3. The method for detecting a causative bacterium of a respiratory tract infection according to any one of claims 2 to 2. 4. The respiratory system according to claim 1, wherein the antibody is an antibody modified with colloidal gold, and the formed immune complex is subjected to a silver sensitization treatment. Method of detecting the causative bacteria of infectious disease. 5. A polyclonal antibody recognizing a pathogen causing respiratory tract infection or a cocktail antibody comprising a large number of monoclonal antibodies recognizing as epitopes different components of the pathogen causing respiratory infection.
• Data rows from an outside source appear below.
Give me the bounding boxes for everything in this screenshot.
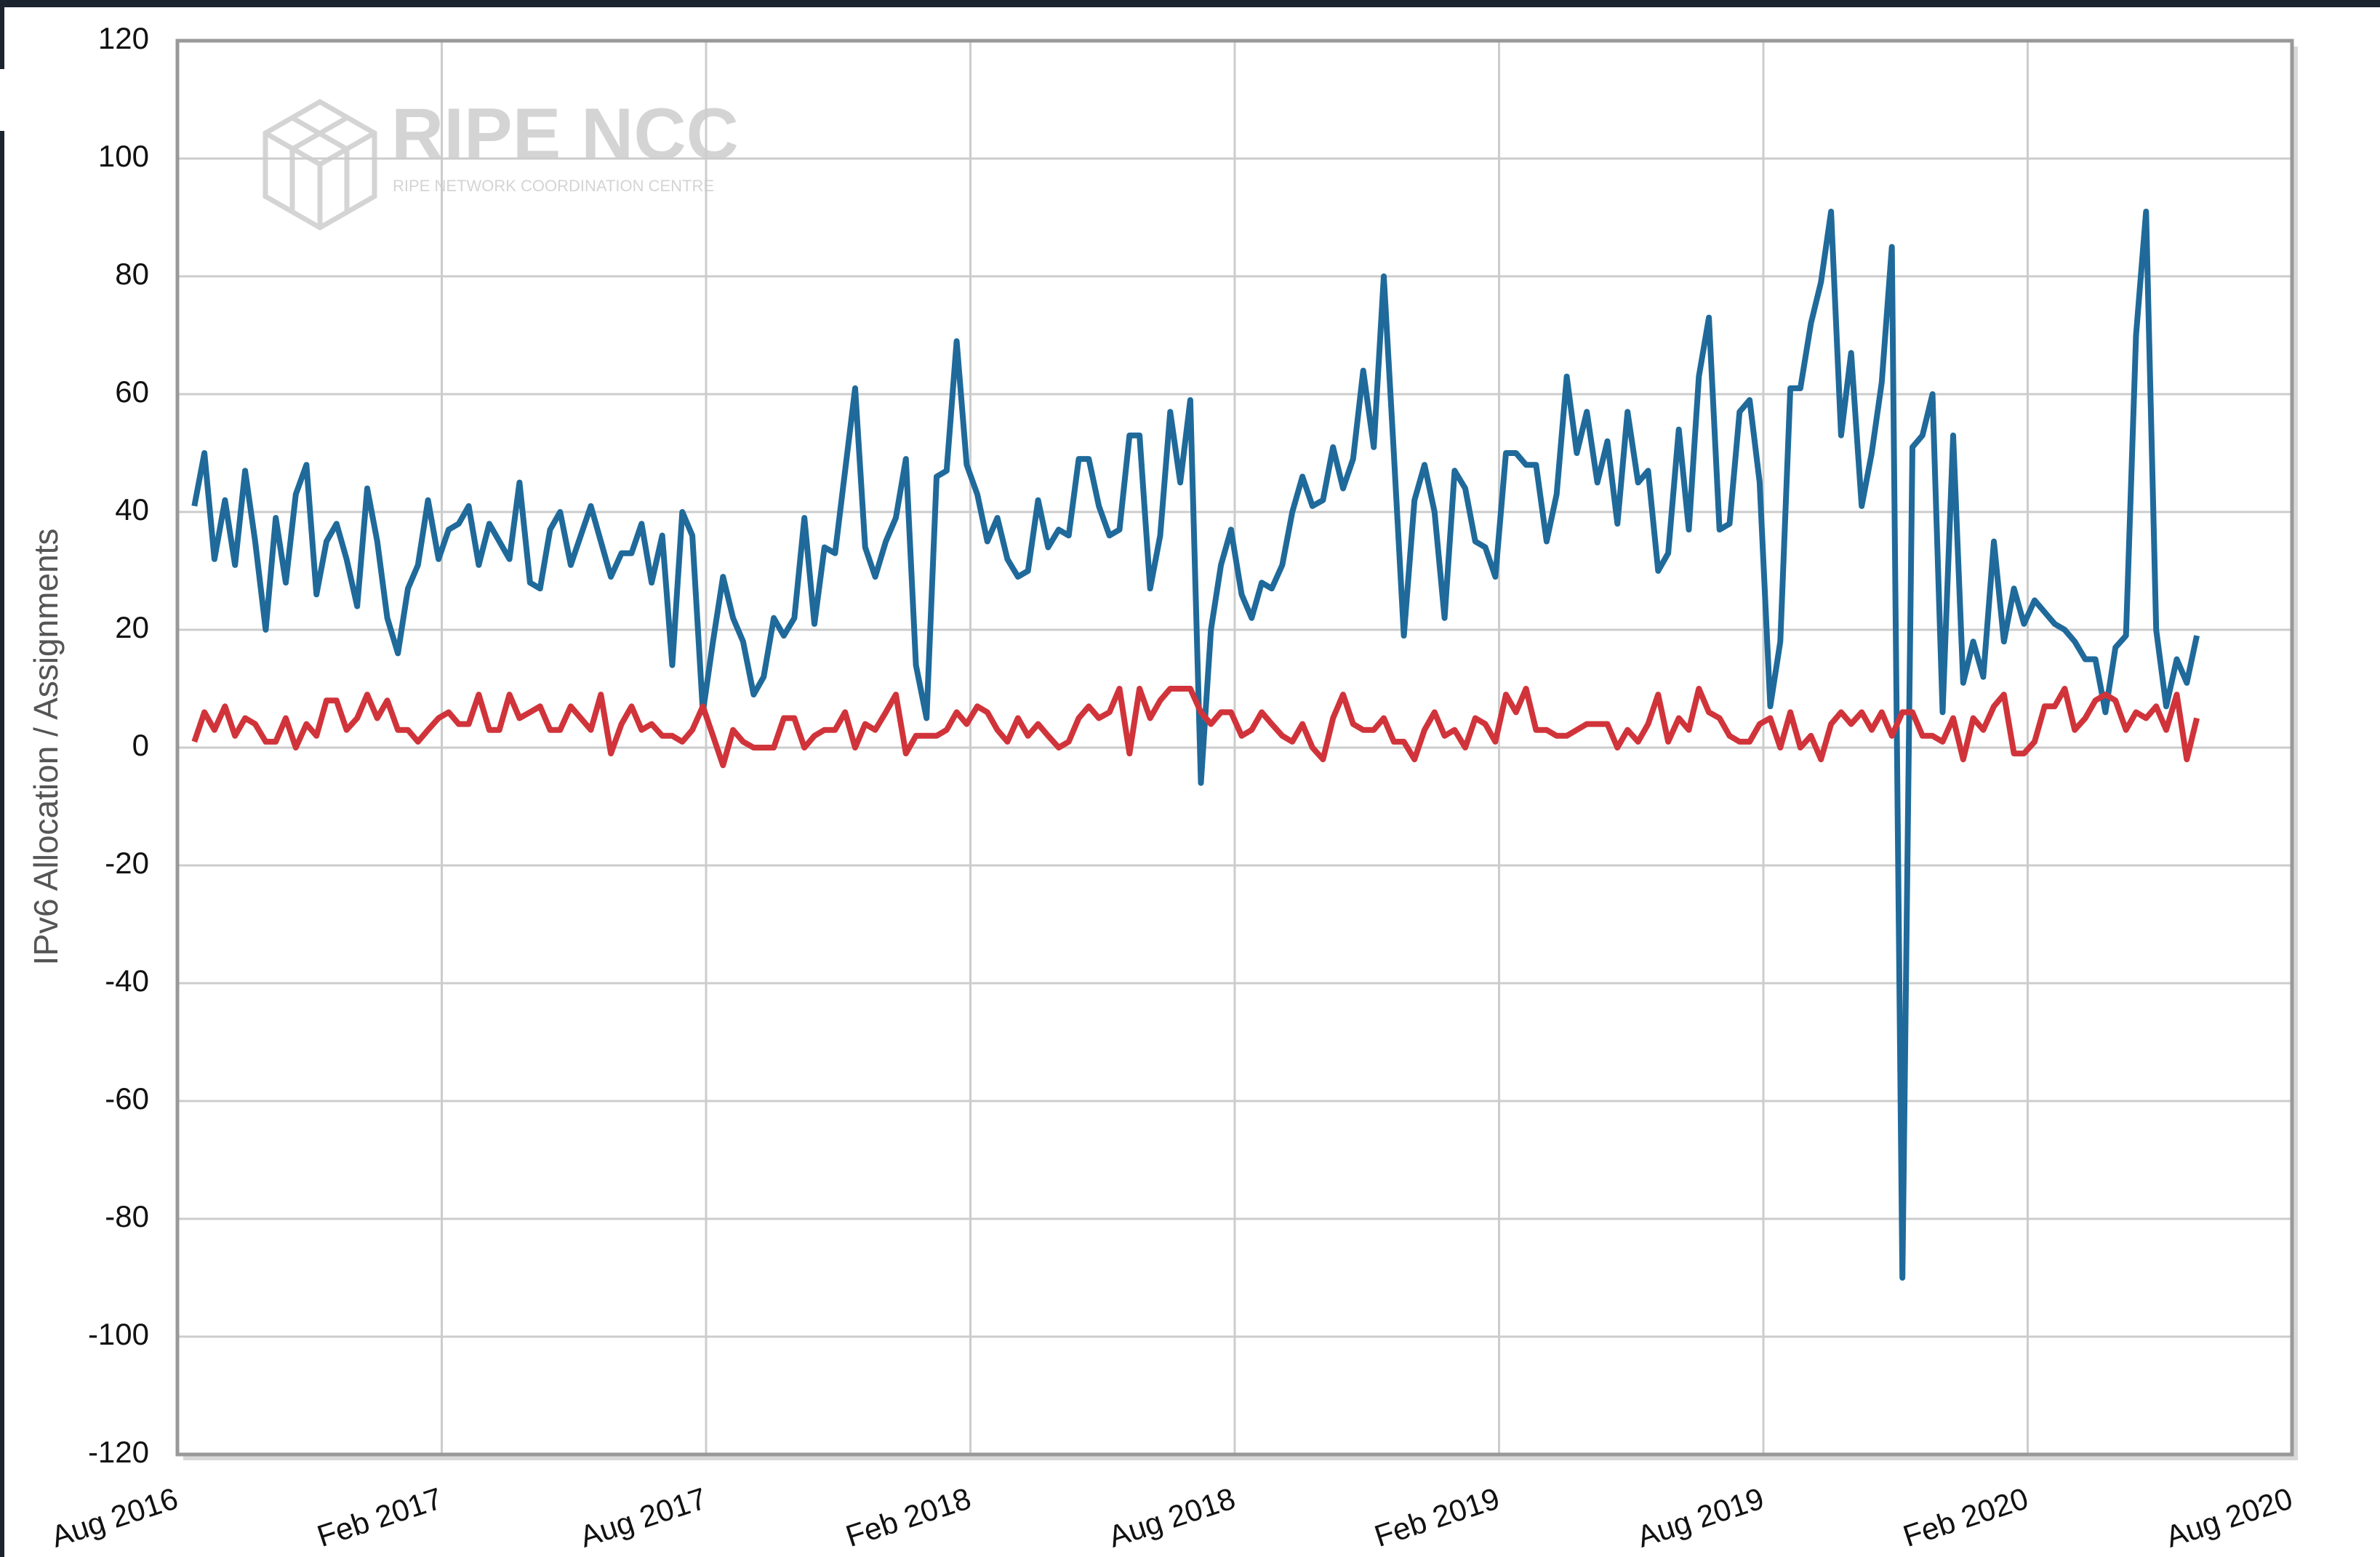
left-edge: [0, 0, 4, 69]
y-tick-label: -60: [105, 1081, 149, 1116]
left-edge: [0, 131, 4, 1557]
y-tick-label: 120: [98, 21, 149, 55]
y-tick-label: -80: [105, 1199, 149, 1233]
watermark-title: RIPE NCC: [391, 93, 739, 175]
y-tick-label: 60: [115, 375, 149, 409]
y-axis-label: IPv6 Allocation / Assignments: [27, 529, 65, 966]
top-bar: [0, 0, 2380, 7]
y-tick-label: -120: [88, 1435, 149, 1469]
watermark-logo: [263, 98, 377, 231]
y-tick-label: -20: [105, 846, 149, 880]
plot-border: [175, 39, 2294, 1457]
watermark-subtitle: RIPE NETWORK COORDINATION CENTRE: [393, 177, 714, 195]
y-tick-label: 40: [115, 492, 149, 527]
y-tick-label: -100: [88, 1317, 149, 1351]
y-tick-label: 80: [115, 257, 149, 291]
y-tick-label: 20: [115, 610, 149, 644]
y-tick-label: 100: [98, 139, 149, 173]
data-line: [191, 208, 2200, 1281]
y-tick-label: 0: [132, 728, 149, 762]
y-tick-label: -40: [105, 964, 149, 998]
data-line: [191, 686, 2200, 769]
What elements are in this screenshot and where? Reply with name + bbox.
A respiratory infection diagnostic kit for detecting not only undigested intact cells of pathogenic bacteria causing respiratory infection contained in sputum but also digested bacterial fragments. 6. The diagnostic kit for respiratory tract infection according to claim 5, wherein the antibody is an antibody modified with colloidal gold. 7. The diagnostic kit for respiratory tract infection according to claim 6, further comprising silver sensitizing means.